Opera Audiences Return To Historic Raucousness
This article is from the archive of The New York Sun before the launch of its new website in 2022. The Sun has neither altered nor updated such articles but will seek to correct any errors, mis-categorizations or other problems introduced during transfer.

Two incidents of raucously censorious opera audiences seem to have caught the public unaware in recent weeks. At the Metropolitan Opera, Placido Domingo was booed when he conducted a “La Bohème,” in which Anna Netrebko sang her only Mimi of the Met season.
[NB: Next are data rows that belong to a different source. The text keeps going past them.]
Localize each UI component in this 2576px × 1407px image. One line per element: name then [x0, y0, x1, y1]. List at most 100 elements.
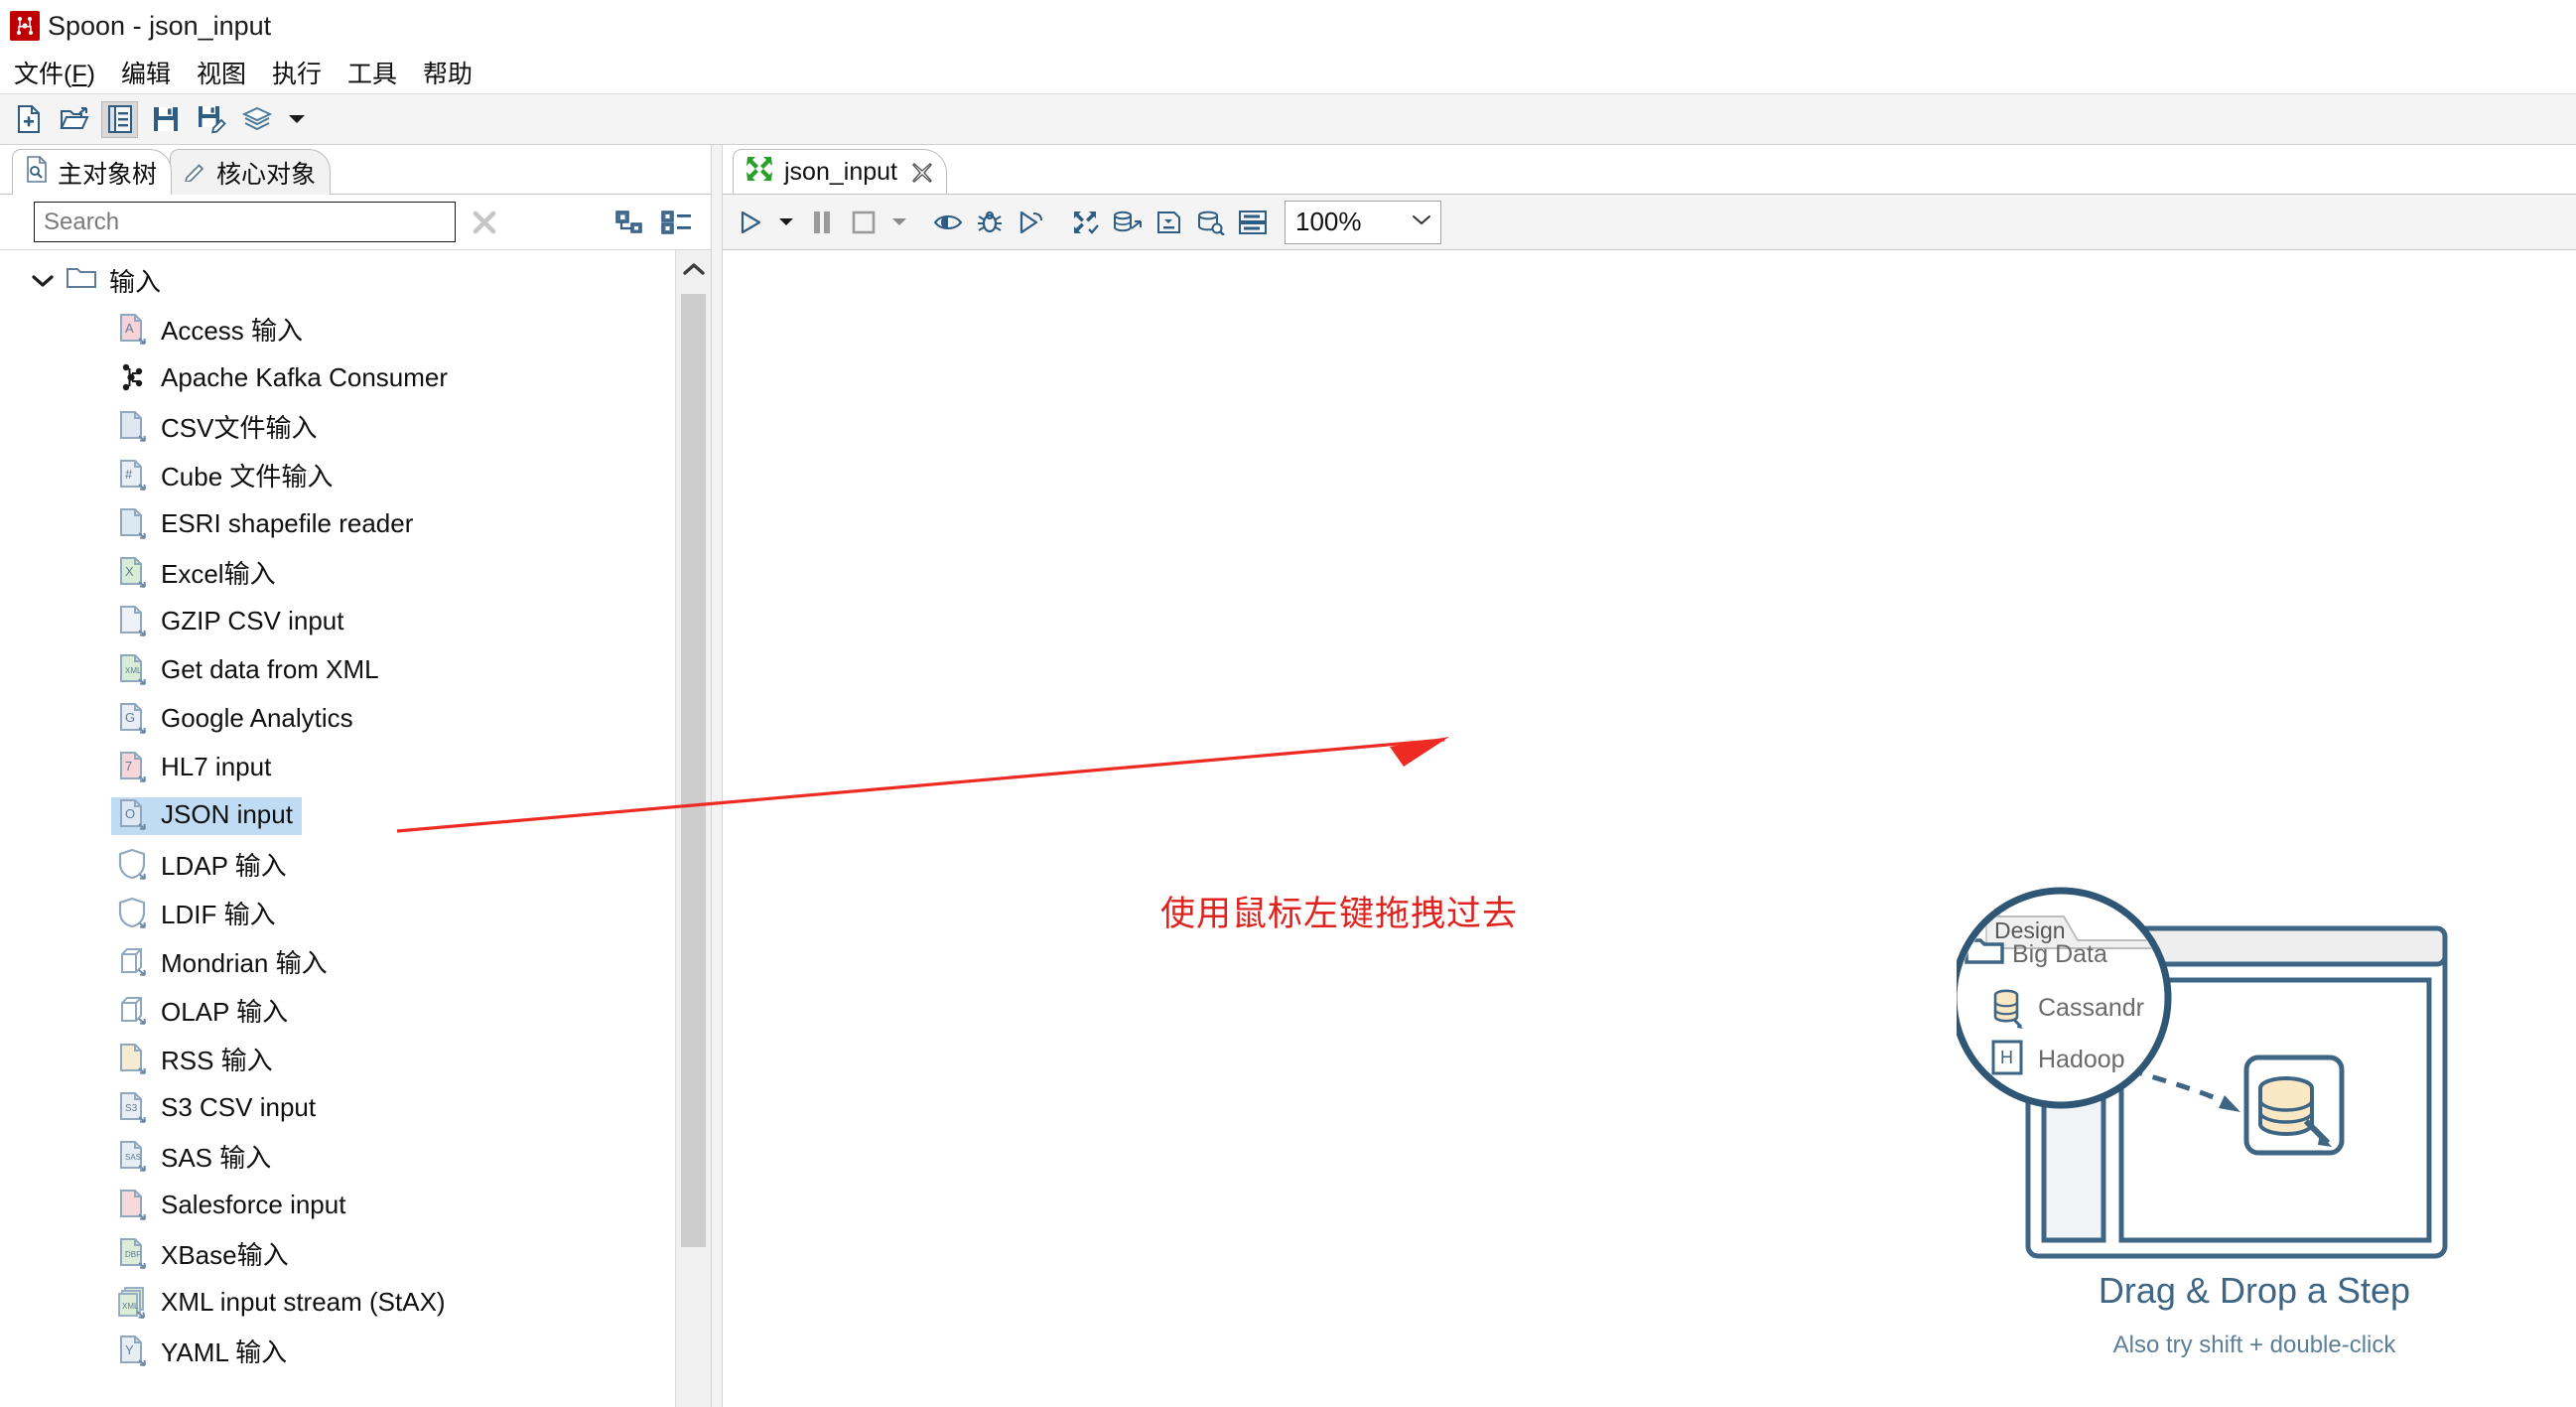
tree-item-content: X Excel输入	[117, 554, 276, 591]
clear-x-icon[interactable]	[456, 200, 513, 245]
tree-item-content: Salesforce input	[117, 1189, 345, 1222]
search-input[interactable]	[34, 202, 456, 242]
main-toolbar	[0, 93, 2576, 145]
tree-item[interactable]: Y YAML 输入	[0, 1327, 675, 1375]
tree-item[interactable]: CSV文件输入	[0, 402, 675, 451]
tree-item-content: CSV文件输入	[117, 408, 317, 445]
tree-item[interactable]: G Google Analytics	[0, 694, 675, 743]
tree-item-label: LDAP 输入	[161, 851, 287, 881]
tree-item[interactable]: RSS 输入	[0, 1035, 675, 1083]
chevron-down-icon[interactable]	[30, 274, 56, 288]
menu-file[interactable]: 文件(F)	[12, 54, 97, 91]
database-arrow-icon[interactable]	[1108, 202, 1148, 243]
tree-item[interactable]: XML XML input stream (StAX)	[0, 1278, 675, 1327]
ldap-shield-icon	[117, 848, 151, 882]
menu-view[interactable]: 视图	[195, 54, 248, 91]
tree-item[interactable]: 7 HL7 input	[0, 743, 675, 791]
tab-json-input[interactable]: json_input	[733, 149, 947, 195]
tree-item-label: GZIP CSV input	[161, 606, 344, 635]
tree-item[interactable]: Apache Kafka Consumer	[0, 353, 675, 402]
database-search-icon[interactable]	[1191, 202, 1231, 243]
run-play-icon[interactable]	[731, 202, 770, 243]
tree-item[interactable]: Mondrian 输入	[0, 937, 675, 986]
tree-item[interactable]: GZIP CSV input	[0, 597, 675, 645]
folder-icon	[66, 264, 99, 298]
menu-help[interactable]: 帮助	[421, 54, 475, 91]
new-file-icon[interactable]	[10, 101, 47, 138]
tab-main-object-tree[interactable]: 主对象树	[12, 149, 173, 195]
tree-item[interactable]: DBF XBase输入	[0, 1229, 675, 1278]
tree-item[interactable]: LDIF 输入	[0, 889, 675, 937]
tree-expand-icon[interactable]	[608, 201, 653, 244]
tree-item-label: Mondrian 输入	[161, 948, 328, 978]
rss-input-icon	[117, 1043, 151, 1076]
layers-icon[interactable]	[238, 101, 275, 138]
chevron-down-icon[interactable]	[772, 202, 800, 243]
transformation-canvas[interactable]: 使用鼠标左键拖拽过去 Design Big Data Cassandr H Ha…	[723, 250, 2576, 1407]
tree-item-label: ESRI shapefile reader	[161, 508, 414, 538]
tree-item-content: SAS SAS 输入	[117, 1138, 271, 1175]
chevron-down-icon[interactable]	[284, 101, 310, 138]
transformation-check-icon[interactable]	[1066, 202, 1106, 243]
replay-play-icon[interactable]	[1012, 202, 1051, 243]
hl7-input-icon: 7	[117, 751, 151, 784]
watermark-subtitle: Also try shift + double-click	[2112, 1332, 2396, 1358]
tree-item-label: RSS 输入	[161, 1046, 273, 1075]
open-folder-icon[interactable]	[56, 101, 92, 138]
tree-item-content: Y YAML 输入	[117, 1333, 287, 1369]
list-collapse-icon[interactable]	[653, 201, 699, 244]
tab-core-objects[interactable]: 核心对象	[170, 149, 332, 195]
search-row	[0, 195, 711, 250]
tree-item[interactable]: ESRI shapefile reader	[0, 499, 675, 548]
tree-item[interactable]: Salesforce input	[0, 1181, 675, 1229]
sql-generate-icon[interactable]	[1150, 202, 1189, 243]
tree-item[interactable]: # Cube 文件输入	[0, 451, 675, 499]
list-document-icon[interactable]	[101, 100, 138, 138]
scrollbar-thumb[interactable]	[681, 294, 706, 1247]
tree-item-content: O JSON input	[111, 796, 302, 835]
execution-results-icon[interactable]	[1233, 202, 1273, 243]
eye-preview-icon[interactable]	[928, 202, 968, 243]
save-floppy-icon[interactable]	[147, 101, 184, 138]
tree-item[interactable]: A Access 输入	[0, 305, 675, 353]
tree-item[interactable]: O JSON input	[0, 791, 675, 840]
zoom-level-combobox[interactable]: 100%	[1285, 200, 1441, 244]
tree-item-label: CSV文件输入	[161, 413, 318, 443]
pause-icon[interactable]	[802, 202, 842, 243]
menu-edit[interactable]: 编辑	[119, 54, 173, 91]
close-x-icon[interactable]	[908, 159, 936, 187]
tree-root-input[interactable]: 输入	[0, 256, 675, 305]
tree-item-content: # Cube 文件输入	[117, 457, 333, 493]
tree-item-label: HL7 input	[161, 752, 272, 781]
salesforce-input-icon	[117, 1189, 151, 1222]
right-panel: json_input 100% 使用鼠标左键拖拽过去 Design Big Da…	[723, 145, 2576, 1407]
tree-item-label: XML input stream (StAX)	[161, 1287, 446, 1317]
tree-item-content: ESRI shapefile reader	[117, 507, 413, 541]
steps-tree[interactable]: 输入 A Access 输入 Apache Kafka Consumer CSV文件输…	[0, 250, 675, 1407]
tree-item[interactable]: SAS SAS 输入	[0, 1132, 675, 1181]
tree-item-label: S3 CSV input	[161, 1092, 317, 1122]
tree-scrollbar[interactable]	[675, 250, 711, 1407]
tree-item[interactable]: X Excel输入	[0, 548, 675, 597]
chevron-down-icon[interactable]	[1411, 212, 1432, 231]
canvas-tab-label: json_input	[784, 158, 897, 186]
annotation-text: 使用鼠标左键拖拽过去	[1160, 895, 1519, 934]
tree-item[interactable]: XML Get data from XML	[0, 645, 675, 694]
tree-item-content: 7 HL7 input	[117, 751, 271, 784]
chevron-down-icon[interactable]	[885, 202, 913, 243]
tree-item-content: Mondrian 输入	[117, 943, 328, 980]
tree-item[interactable]: OLAP 输入	[0, 986, 675, 1035]
s3-csv-input-icon: S3	[117, 1091, 151, 1125]
tree-item[interactable]: S3 S3 CSV input	[0, 1083, 675, 1132]
tree-item-label: JSON input	[161, 799, 293, 829]
tab-label: 核心对象	[216, 160, 317, 189]
tree-item[interactable]: LDAP 输入	[0, 840, 675, 889]
bug-debug-icon[interactable]	[970, 202, 1010, 243]
panel-splitter[interactable]	[711, 145, 723, 1407]
esri-shapefile-icon	[117, 507, 151, 541]
stop-square-icon[interactable]	[844, 202, 883, 243]
chevron-up-icon[interactable]	[676, 250, 711, 288]
menu-tools[interactable]: 工具	[345, 54, 399, 91]
save-as-icon[interactable]	[193, 101, 229, 138]
menu-run[interactable]: 执行	[270, 54, 324, 91]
Five days later at La Scala in Milan, Italy, Roberto Alagna, singing Radamès in Franco Zeffirelli’s new production of “Aida,” was greeted with catcalls at the end of his “Celeste Aida,” early in Act I. Mr. Alagna beat a hasty retreat, and Antonello Palombi was thrown onstage to pinch hit.
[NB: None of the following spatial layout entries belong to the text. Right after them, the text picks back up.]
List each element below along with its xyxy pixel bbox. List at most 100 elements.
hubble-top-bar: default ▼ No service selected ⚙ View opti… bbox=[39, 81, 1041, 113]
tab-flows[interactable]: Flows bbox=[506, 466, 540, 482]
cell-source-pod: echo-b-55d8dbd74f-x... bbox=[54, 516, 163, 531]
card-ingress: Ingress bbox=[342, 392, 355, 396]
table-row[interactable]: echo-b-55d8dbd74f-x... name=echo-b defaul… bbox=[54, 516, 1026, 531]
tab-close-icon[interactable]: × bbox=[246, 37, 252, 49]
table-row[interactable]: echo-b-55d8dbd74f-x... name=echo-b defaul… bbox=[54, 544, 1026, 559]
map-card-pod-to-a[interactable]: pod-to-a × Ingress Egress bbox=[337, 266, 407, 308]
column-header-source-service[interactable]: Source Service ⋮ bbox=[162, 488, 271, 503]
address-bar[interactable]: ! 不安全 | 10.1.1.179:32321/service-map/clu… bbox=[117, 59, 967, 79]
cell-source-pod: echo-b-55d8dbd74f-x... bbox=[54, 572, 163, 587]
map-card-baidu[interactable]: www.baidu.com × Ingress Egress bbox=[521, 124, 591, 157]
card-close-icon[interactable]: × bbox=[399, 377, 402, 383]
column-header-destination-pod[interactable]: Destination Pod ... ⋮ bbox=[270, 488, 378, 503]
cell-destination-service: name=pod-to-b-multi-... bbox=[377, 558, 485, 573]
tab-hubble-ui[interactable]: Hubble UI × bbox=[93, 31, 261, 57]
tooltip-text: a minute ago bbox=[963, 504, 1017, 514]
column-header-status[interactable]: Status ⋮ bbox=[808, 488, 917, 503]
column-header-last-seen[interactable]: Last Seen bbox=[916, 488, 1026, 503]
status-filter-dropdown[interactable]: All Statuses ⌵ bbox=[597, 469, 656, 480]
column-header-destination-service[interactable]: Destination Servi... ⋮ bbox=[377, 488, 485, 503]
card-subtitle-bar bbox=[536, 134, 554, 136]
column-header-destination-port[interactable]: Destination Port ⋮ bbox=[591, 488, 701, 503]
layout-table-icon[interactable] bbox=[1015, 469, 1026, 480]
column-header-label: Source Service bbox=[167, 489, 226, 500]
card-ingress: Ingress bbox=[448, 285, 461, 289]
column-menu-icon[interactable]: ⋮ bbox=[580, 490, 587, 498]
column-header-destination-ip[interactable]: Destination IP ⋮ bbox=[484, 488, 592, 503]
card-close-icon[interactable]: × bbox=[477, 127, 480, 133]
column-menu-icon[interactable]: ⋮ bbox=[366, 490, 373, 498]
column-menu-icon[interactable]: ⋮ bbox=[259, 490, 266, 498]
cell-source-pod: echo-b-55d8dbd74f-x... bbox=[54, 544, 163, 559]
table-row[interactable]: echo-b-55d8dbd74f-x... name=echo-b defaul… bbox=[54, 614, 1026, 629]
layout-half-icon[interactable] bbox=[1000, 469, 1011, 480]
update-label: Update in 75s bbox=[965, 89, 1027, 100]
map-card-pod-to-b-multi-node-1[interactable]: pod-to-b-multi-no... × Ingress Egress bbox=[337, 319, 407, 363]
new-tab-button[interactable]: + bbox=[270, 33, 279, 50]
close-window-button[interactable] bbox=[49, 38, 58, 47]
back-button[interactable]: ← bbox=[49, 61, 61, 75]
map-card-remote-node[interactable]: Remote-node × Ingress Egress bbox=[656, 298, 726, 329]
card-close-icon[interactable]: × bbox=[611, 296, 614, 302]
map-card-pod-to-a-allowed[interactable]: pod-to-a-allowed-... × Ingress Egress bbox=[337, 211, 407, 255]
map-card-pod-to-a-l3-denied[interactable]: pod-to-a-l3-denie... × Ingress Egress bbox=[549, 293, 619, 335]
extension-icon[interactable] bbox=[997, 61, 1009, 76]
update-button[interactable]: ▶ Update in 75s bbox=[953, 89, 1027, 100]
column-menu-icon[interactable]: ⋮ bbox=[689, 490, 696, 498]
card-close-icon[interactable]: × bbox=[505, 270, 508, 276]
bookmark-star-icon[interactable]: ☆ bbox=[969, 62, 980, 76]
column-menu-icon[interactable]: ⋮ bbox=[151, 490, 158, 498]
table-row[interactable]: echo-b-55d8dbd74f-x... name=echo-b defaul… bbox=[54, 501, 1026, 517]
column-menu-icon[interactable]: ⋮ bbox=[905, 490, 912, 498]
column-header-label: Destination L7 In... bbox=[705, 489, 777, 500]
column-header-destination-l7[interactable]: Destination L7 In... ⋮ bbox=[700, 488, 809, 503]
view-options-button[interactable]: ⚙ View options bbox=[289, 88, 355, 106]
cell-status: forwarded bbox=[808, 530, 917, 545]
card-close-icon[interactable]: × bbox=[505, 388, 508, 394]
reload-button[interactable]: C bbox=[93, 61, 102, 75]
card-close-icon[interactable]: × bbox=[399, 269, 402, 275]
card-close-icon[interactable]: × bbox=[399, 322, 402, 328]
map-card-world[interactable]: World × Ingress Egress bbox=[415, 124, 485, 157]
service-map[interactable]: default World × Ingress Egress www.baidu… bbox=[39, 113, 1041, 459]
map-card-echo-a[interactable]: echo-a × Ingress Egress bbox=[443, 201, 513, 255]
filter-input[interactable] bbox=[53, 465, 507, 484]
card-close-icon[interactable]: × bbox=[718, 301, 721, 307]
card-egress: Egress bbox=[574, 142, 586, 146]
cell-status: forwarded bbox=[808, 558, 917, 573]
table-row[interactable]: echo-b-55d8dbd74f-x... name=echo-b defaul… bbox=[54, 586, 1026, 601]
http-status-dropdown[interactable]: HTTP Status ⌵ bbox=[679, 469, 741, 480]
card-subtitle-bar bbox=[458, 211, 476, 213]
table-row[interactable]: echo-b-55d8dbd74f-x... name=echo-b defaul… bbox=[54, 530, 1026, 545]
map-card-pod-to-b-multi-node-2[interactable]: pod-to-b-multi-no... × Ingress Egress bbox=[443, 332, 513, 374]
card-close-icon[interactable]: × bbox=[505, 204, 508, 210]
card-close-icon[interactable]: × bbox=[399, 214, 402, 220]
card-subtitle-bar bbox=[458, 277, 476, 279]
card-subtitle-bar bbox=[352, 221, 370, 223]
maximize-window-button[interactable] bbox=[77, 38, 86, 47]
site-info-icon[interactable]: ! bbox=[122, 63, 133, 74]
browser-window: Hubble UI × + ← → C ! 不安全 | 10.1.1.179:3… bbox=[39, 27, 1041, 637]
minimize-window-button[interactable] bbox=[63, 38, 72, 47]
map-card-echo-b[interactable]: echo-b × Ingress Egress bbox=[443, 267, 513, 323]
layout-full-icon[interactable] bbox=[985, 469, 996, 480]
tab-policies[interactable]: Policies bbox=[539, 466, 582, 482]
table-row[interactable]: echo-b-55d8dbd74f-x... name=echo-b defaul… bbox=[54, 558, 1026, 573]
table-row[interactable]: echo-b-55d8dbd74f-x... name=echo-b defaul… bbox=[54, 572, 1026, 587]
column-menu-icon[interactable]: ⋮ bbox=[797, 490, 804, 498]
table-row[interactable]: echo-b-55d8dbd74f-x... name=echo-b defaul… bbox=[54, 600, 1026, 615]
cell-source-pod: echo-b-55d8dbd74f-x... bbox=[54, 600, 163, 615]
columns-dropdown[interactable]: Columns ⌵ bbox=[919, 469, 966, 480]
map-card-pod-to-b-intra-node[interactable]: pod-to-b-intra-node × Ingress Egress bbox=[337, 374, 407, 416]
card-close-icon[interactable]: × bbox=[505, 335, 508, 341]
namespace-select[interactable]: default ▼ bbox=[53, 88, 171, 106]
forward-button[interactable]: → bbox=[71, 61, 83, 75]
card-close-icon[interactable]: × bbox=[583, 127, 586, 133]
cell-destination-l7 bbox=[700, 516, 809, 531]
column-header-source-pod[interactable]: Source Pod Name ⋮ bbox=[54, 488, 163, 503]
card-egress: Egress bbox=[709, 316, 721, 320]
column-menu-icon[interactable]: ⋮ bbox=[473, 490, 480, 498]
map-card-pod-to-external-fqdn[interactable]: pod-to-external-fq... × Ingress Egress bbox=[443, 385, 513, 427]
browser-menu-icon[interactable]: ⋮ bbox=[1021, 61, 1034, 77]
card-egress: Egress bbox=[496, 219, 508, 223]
These two episodes generated more press buzz than is usual today for opera, which — like classical ballet — has virtually disappeared from the television screen. And it was the degree of interest that was surprising, given that opera — and to some extent ballet — have a long history of vociferous audience displays. And at no house has this been more true than at La Scala. But the stir created by Mr. Alagna’s walkout and Mr. Domingo’s handling of Ms. Netrebko may be due in part to the fact that in today’s context they are anomalous examples of displeasure: We are living through a period of comparatively sedate audience behavior.